Il a ça, Sorj Chalandon, cette capacité à transmettre le brut, à revenir d'où il vient les mots chargés de ces vies qui se déroulent à côté. Du brut ouvragé, en réalité. Je l'avais découvert, ébahie, dans Profession du père, récit dans lequel il racontait son père, dangereux, mythomane, qu'il a dû fuir. Là je termine l'Enragé. Inspiré de la courte vie de Jules Bonneau, fusillé en 1942 pour des actes de résistance. Son histoire, ce fut l'abandon de sa mère, puis les murs de la colonie de Belle-Île-en-Mer pour avoir volé trois oeufs par faim. On suit Jules Bonneau, «la Teigne», s'en évader suite à une mutinerie. Et pour aller où?

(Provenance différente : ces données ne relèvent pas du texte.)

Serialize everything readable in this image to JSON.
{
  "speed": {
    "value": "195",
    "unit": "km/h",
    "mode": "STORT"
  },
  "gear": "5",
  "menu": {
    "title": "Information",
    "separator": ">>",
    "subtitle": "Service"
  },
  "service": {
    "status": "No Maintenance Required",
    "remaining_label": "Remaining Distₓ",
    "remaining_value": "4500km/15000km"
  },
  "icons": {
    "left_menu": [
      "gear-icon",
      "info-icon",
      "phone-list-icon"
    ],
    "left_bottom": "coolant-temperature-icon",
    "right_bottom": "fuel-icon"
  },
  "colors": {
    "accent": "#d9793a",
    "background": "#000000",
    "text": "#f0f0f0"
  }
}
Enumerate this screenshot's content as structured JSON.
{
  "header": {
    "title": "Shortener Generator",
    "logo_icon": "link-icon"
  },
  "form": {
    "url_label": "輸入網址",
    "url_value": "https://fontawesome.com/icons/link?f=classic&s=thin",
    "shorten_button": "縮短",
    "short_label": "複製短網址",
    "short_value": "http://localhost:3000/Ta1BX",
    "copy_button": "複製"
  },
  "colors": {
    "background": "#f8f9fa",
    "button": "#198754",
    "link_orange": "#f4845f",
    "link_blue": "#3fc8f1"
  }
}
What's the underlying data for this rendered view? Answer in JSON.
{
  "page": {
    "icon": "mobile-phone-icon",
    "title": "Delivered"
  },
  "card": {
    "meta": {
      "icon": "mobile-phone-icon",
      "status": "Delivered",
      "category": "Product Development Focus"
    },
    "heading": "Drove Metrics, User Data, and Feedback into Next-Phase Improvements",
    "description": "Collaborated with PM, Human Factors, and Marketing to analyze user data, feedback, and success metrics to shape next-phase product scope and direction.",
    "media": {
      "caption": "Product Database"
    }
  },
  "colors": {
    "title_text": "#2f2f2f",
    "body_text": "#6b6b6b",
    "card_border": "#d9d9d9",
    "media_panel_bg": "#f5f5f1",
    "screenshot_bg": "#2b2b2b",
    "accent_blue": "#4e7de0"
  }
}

A la rencontre de la vie libre, là où comme dans les murs, la misère émotionnelle suinte de partout, et sur laquelle éclosent quelques bulles d'humanité préservées.
Le style est un peu old school, presque celui des épopées, un trait à peine forcé, restituant d'autant mieux les caricatures hélas réelles de certains personnages.
Un homme que je considère d'une humanité rare. Journaliste à Libération, lauréat du prix Albert Londres pour sa couverture du procès Klaus Barbie, Sorj Chalandon dira avoir la conviction qu'une victime et un bourreau sont en chacun de nous et avoir la certitude qu'il fut combattre ce bourreau qui est en nous.